Clear of the road and safe in the parking area, someone opens my door and I get out. That is, my body gets out. Where most of my consciousness has gone, I couldn’t say.

“I’m so sorry. I didn’t see you. Are you okay?” asks the young man who drove his giant truck out into the highway in front of me as I was going fifty-miles-per-hour. He is shorter than I, or maybe he just seems shorter because I seem to be looking down at him.

“I don’t know,” I say, wanting to ask why his son wasn’t wearing a seatbelt, but the words won’t come out.

“I want to make sure you’re okay,” he says, wincing. “I’m so sorry.”

“May I borrow your phone?” I ask, thinking I’d like to call Marcia and ask her to call a tow truck because the brakes of my little pickup are locked and the engine is dead as far as I know.

“I don’t have service here,” says the man who almost killed me.

Now he vanishes forever.

But the young man who pushed my truck across the road is still here. I ask if he has a phone I can borrow and he hands me a little oval thing I suppose is a phone, but in my current state might as well be an onion.

“I need to call my wife,” I say to him. “Call a tow truck.”

“Won’t your truck run?” he asks, smiling curiously.

“Are you local?” I ask him. “I’m local. I’m Todd.”

“Jalen,” he says, shaking my hand. “Yes, I’m local.”

“Do you know about cars?”

“Yes,” he says, getting into my truck and starting the engine and driving forward and testing the brakes. “Seems fine.”

I thank him profusely and the next thing I know I’m driving south on Highway One toward Mendocino with no memory of anything since I got into my truck after Jalen got out.

Now I am in the post office in Mendocino, mailing some packages. I walk to Corners and purchase a dozen eggs. Walking feels odd to me. How do I know how to do this without falling over? I drive home and find Marcia and Marion working in the living room. They say they were hoping I would bring eggs so we can have egg salad for lunch.

I tell them about the near accident and the intercession of the young man and how I am not fully in my body and can’t remember things.

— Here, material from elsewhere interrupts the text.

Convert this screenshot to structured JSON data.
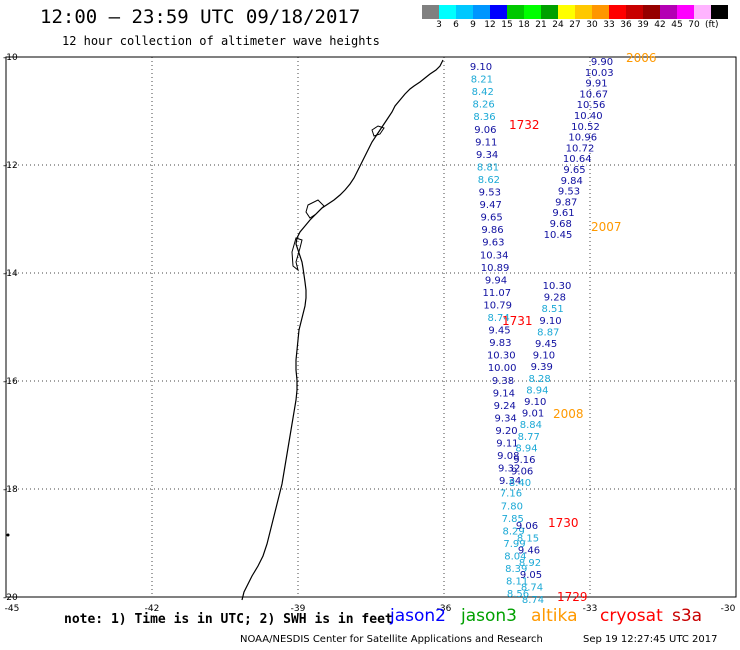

After lunch, I lie down and fall asleep for two hours. I wake up feeling so tired I can hardly move. But even so, I get in my little truck and drive into Mendocino and get my antibiotics from the pharmacy in Harvest Market.

Two days later, I am still spaced out and now I am afraid to drive anywhere. My friend Bob is helping me haul firewood to the woodshed. When we come inside for a water break, Marion and Marcia are working in the living room and Marion says to me, “I was coming back from Fort Bragg this morning and saw the skid marks.”

“The what?” I say, having no idea what she’s talking about.

“The skid marks you made when you swerved to miss that truck. They arc across the highway. Dark black skid marks.”